Hate is the same. Soldiers hate. They are trained to hate. That’s what boot camp is for.We, on the other hand, do not hate.Hatred is for killers. We do not kill. Thus we do not hate. The soldiers carry our hatred for us, and they do our killing for us. So do the police. We carry morality for them. And the poor groan under the weight of the soldiers’ boots—surrogates for our own—stomping on their faces.

We are cut off from our own violence, and we are cut off from our own non- violence. We have neither. We are split off shells, partial people pretending to be whole but only completed by our split off and disavowed twins.

It’s all about disconnection. This culture is based on disconnection. Man (strong) versus woman (weak), man (good) versus nature (flawed), thought (honest) versus emotion (misleading), spirit (pure) versus flesh (polluted), love (good) versus hate (bad), serenity (good) versus anger (bad), nonattachment (good) versus attachment (bad), nonviolence (righteous) versus violence (evil), and so on ad nauseum. So often I’ve heard pacifists and others say we need to get rid of all dualism, that by speaking of those who are killing the planet as my enemy I am perpetuating the same dualisms that got us here. But striving to eradicate dualism is perpetuating the same dualism! This time it’s nondualism (good) versus dualism (bad). It’s all nonsense. The problem isn’t that there are pairs of opposites. Opposites simply exist. Nor is the problem that there are values assigned to these opposites. We can—and I certainly would—argue against the values chosen by this culture for each of these poles, but the truth is that the different poles do have different values. And that leads to the real problem, which is the word versus. Yes, men and women are different. But they are not in opposition; instead they work together. Yes, humans are different than nonhumans (as it would also be true that salmon are different than nonsalmon, and redwoods are different than nonredwoods). But they are not in opposition; instead they work together. Thought is different than emotion. But they are not in opposition; instead they work together. Spirit is different than flesh. But they are not in opposition; instead they work together. Love is different than hate, serenity is different than anger, nonattachment is different than attachment, nonviolence is different than violence. But they’re not in opposition; each of these paired opposites works together. Dualism is different than nondualism. But they are not in opposition; instead they work together. Duh.

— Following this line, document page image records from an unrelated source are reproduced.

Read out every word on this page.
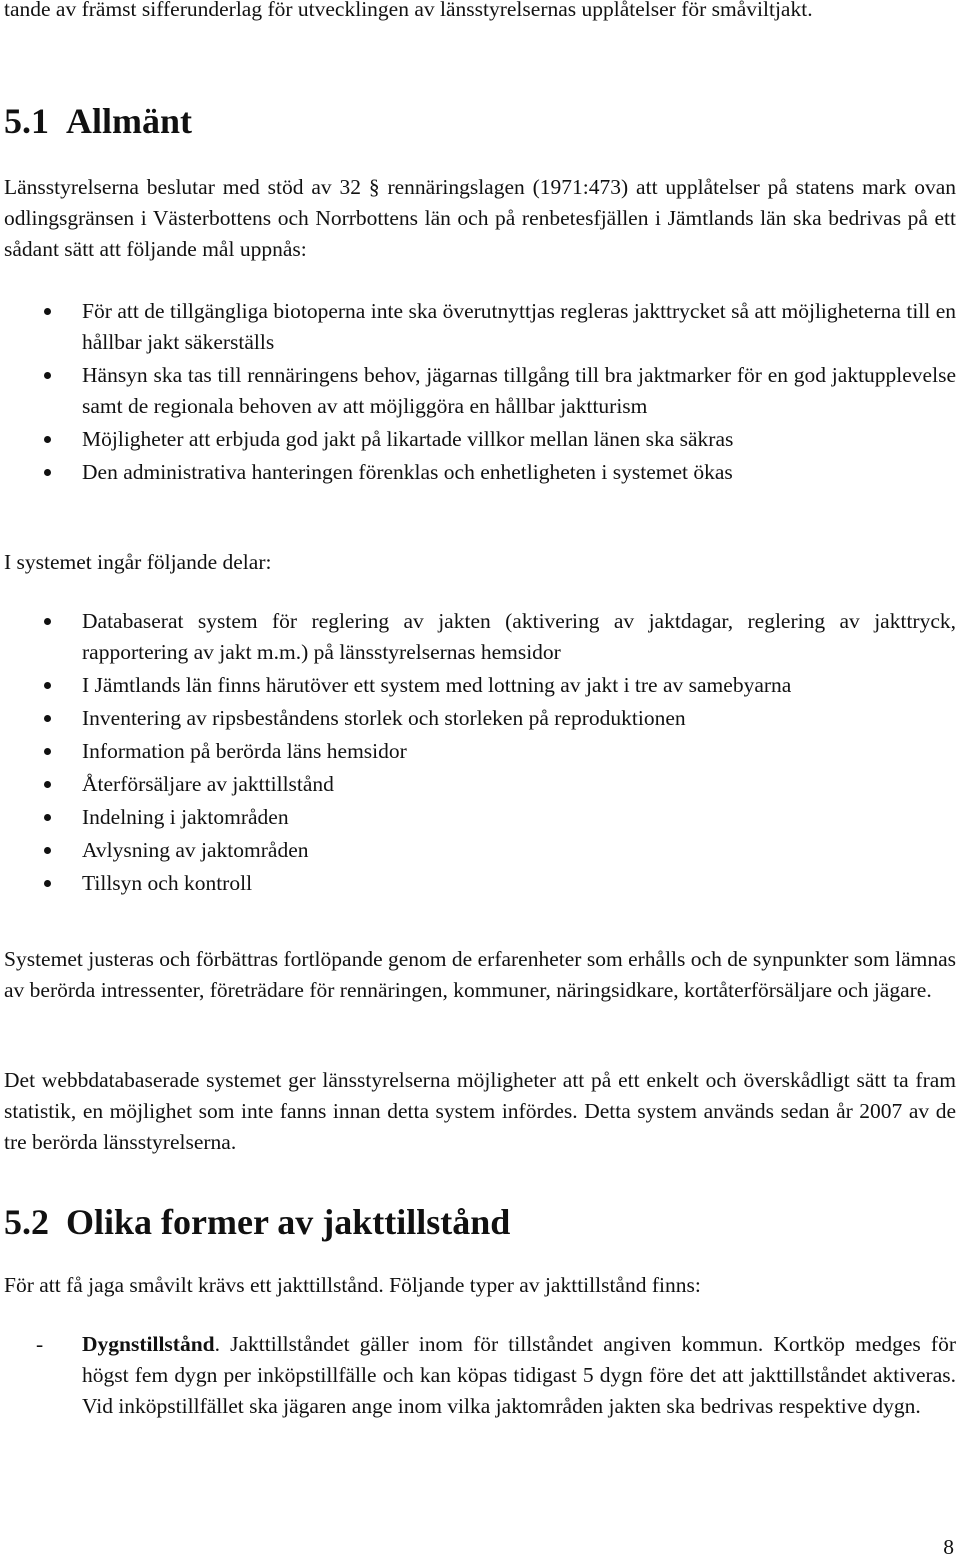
tande av främst sifferunderlag för utvecklingen av länsstyrelsernas upplåtelser för småviltjakt.

5.1 Allmänt

Länsstyrelserna beslutar med stöd av 32 § rennäringslagen (1971:473) att upplåtelser på statens mark ovan odlingsgränsen i Västerbottens och Norrbottens län och på renbetesfjällen i Jämtlands län ska bedrivas på ett sådant sätt att följande mål uppnås:

För att de tillgängliga biotoperna inte ska överutnyttjas regleras jakttrycket så att möjligheterna till en hållbar jakt säkerställs
Hänsyn ska tas till rennäringens behov, jägarnas tillgång till bra jaktmarker för en god jaktupplevelse samt de regionala behoven av att möjliggöra en hållbar jaktturism
Möjligheter att erbjuda god jakt på likartade villkor mellan länen ska säkras
Den administrativa hanteringen förenklas och enhetligheten i systemet ökas

I systemet ingår följande delar:

Databaserat system för reglering av jakten (aktivering av jaktdagar, reglering av jakttryck, rapportering av jakt m.m.) på länsstyrelsernas hemsidor
I Jämtlands län finns härutöver ett system med lottning av jakt i tre av samebyarna
Inventering av ripsbeståndens storlek och storleken på reproduktionen
Information på berörda läns hemsidor
Återförsäljare av jakttillstånd
Indelning i jaktområden
Avlysning av jaktområden
Tillsyn och kontroll

Systemet justeras och förbättras fortlöpande genom de erfarenheter som erhålls och de synpunkter som lämnas av berörda intressenter, företrädare för rennäringen, kommuner, näringsidkare, kortåterförsäljare och jägare.

Det webbdatabaserade systemet ger länsstyrelserna möjligheter att på ett enkelt och överskådligt sätt ta fram statistik, en möjlighet som inte fanns innan detta system infördes. Detta system används sedan år 2007 av de tre berörda länsstyrelserna.

5.2 Olika former av jakttillstånd

För att få jaga småvilt krävs ett jakttillstånd. Följande typer av jakttillstånd finns:

- Dygnstillstånd. Jakttillståndet gäller inom för tillståndet angiven kommun. Kortköp medges för högst fem dygn per inköpstillfälle och kan köpas tidigast 5 dygn före det att jakttillståndet aktiveras. Vid inköpstillfället ska jägaren ange inom vilka jaktområden jakten ska bedrivas respektive dygn.
8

What happens if you reconnect? What happens if you make choices as to when you should think, and when you should feel? What happens if your thoughts and feelings merge and diverge and flow in and out of each other, with each one taking the fore when appropriate (and sometimes when inappropriate, since perfection does not exist in the real world, and emotions and thoughts each sometimes make mistakes: That’s life) and with them working sometimes together and sometimes in opposition? What happens if you make choices as to when you should think and feel dualistically—in opposition to some other— and when you should work with this other? What happens if you sometimes make choices and sometimes you do not? What happens if when appropriate you are violent (“Hear! Hear!” say the wolverine and the shrew), and when not appropriate you are not?

The “answer” is not to try ever more desperately to eradicate hate from our own hearts, to carry more and more of the love that is split off from the rest of the culture—as if it’s the case that if we can only carry enough love to make up for everyone else that things will be all right, or even that any love we feel might in any way counter someone else’s hate—and split off ourselves the hate we do not allow ourselves to feel. The “solution” is to reintegrate, to feel what we feel, to determine our own moralities (large and small scale) and to act on them.